The outer ring of the crowd turned toward me, pharmacists included. The oldest of them, a man with graying hair, walk-jogged over to me.
"You need what?" he asked.
"Diazepam," I repeated.
"For her?"
No, I just remembered I had a prescription to fill and thought this would be a cool time to fill it. "Yes, for her!"
He looked around, nervous and distraught. "I can't issue meds without a doctor's authorization--"
"This is an emergency!" I interrupted.
"Even still. Only a doctor can know what she needs."

I sighed, then turned around and slid the pharmacy window open a bit wider and jumped onto the counter and dropped into the pharmacy.
"Hey!" the guy said. What was he going to do?
I looked at the shelves, hundreds of white bottles perched at the edges of each shelf. I tried to make some kind of sense out of the ordering of the medications, incorrectly assuming it would all be alphabetical, and after about seventy seconds stumbled upon the Diazepam. I grabbed the whole bottle and hopped back over the counter and pushed past the protesting pharmacist, through the crowd, and back to Amy and the men keeping her down.

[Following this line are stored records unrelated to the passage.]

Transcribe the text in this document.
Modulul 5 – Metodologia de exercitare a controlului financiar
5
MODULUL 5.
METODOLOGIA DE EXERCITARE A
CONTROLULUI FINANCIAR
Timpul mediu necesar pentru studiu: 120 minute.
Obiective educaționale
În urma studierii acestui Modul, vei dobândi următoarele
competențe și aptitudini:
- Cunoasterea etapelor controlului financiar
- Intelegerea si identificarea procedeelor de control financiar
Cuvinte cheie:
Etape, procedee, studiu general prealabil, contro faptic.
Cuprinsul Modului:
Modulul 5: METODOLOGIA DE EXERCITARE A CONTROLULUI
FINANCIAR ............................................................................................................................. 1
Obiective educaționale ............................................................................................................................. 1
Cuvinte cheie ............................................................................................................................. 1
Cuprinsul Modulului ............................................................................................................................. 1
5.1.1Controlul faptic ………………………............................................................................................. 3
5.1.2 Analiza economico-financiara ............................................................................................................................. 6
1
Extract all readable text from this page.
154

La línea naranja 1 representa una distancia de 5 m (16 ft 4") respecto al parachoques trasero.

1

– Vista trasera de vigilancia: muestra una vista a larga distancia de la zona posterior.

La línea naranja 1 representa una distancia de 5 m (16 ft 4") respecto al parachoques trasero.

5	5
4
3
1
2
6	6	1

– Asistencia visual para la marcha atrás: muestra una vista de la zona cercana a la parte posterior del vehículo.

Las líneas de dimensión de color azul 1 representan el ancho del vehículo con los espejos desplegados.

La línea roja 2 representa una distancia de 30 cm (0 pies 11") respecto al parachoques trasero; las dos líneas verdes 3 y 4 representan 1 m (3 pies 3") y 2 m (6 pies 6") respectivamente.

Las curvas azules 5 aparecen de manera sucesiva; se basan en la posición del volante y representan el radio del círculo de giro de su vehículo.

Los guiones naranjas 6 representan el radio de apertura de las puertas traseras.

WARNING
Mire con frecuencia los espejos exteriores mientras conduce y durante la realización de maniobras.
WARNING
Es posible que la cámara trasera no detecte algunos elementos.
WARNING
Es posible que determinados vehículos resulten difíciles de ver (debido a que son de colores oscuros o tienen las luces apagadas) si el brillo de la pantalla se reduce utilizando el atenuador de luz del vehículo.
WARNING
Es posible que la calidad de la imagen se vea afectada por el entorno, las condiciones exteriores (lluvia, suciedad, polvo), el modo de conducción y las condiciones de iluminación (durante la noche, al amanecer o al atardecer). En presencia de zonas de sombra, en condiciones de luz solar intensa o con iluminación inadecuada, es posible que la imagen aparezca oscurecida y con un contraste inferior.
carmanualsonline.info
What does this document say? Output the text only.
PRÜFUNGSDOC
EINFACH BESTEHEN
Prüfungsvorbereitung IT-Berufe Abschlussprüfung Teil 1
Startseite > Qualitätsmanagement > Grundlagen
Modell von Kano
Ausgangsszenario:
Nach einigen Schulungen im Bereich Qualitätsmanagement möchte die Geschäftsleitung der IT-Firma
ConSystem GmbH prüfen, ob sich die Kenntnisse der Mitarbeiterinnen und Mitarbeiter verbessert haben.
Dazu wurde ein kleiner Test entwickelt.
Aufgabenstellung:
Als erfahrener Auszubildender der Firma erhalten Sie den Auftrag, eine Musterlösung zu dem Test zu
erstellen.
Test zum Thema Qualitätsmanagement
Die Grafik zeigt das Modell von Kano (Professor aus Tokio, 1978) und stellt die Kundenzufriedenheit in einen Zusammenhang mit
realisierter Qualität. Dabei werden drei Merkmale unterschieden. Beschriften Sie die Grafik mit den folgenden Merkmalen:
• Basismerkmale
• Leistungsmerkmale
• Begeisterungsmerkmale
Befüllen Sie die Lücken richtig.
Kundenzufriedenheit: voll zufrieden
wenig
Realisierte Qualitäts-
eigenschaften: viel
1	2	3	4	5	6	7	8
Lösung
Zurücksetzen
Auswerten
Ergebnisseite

I held the bottle out to the med student, the label facing him, and said, "How much?"
He squinted to read the label, looked at Amy, then back at me. "What are you?" he asked.
"Unique," I said. "How many pills?"

8 comments:

Anonymous said...

Veddy Interestink.

Anonymous said...

UUUUUnique.

Anonymous said...

. Her muscles twitched rhythmically and he eyes darted in all directions.


-Kin

Ninja typo.

Anonymous said...

You guys like your points, huh?

Anonymous said...

Gotta catch'em all...

Anonymous said...

Even though it's a post later, too, I'd also add to my previous ppost that,

(A) Her muscles twitched rhythmically *as* her eyes darted in all directions. Unless she was alternatively doing that and all.

(B) Would you really describe spasms as "rhythmic"


(C) :-) Yay for criticizing one who actually does *some*thing [well]...

Anonymous said...

Spams are rhythmic in that situation. They come and go every few seconds rather steadily.

Anonymous said...

Oh really, I always thought they were randomized.

Hmm.

Live and learn. Thanks! [There's actually some quality knowledge in this!]

Actually on another note this would be great ported to a video game! It's the perfect combination of a beautiful story plot, fast action, and a wide variety of situation.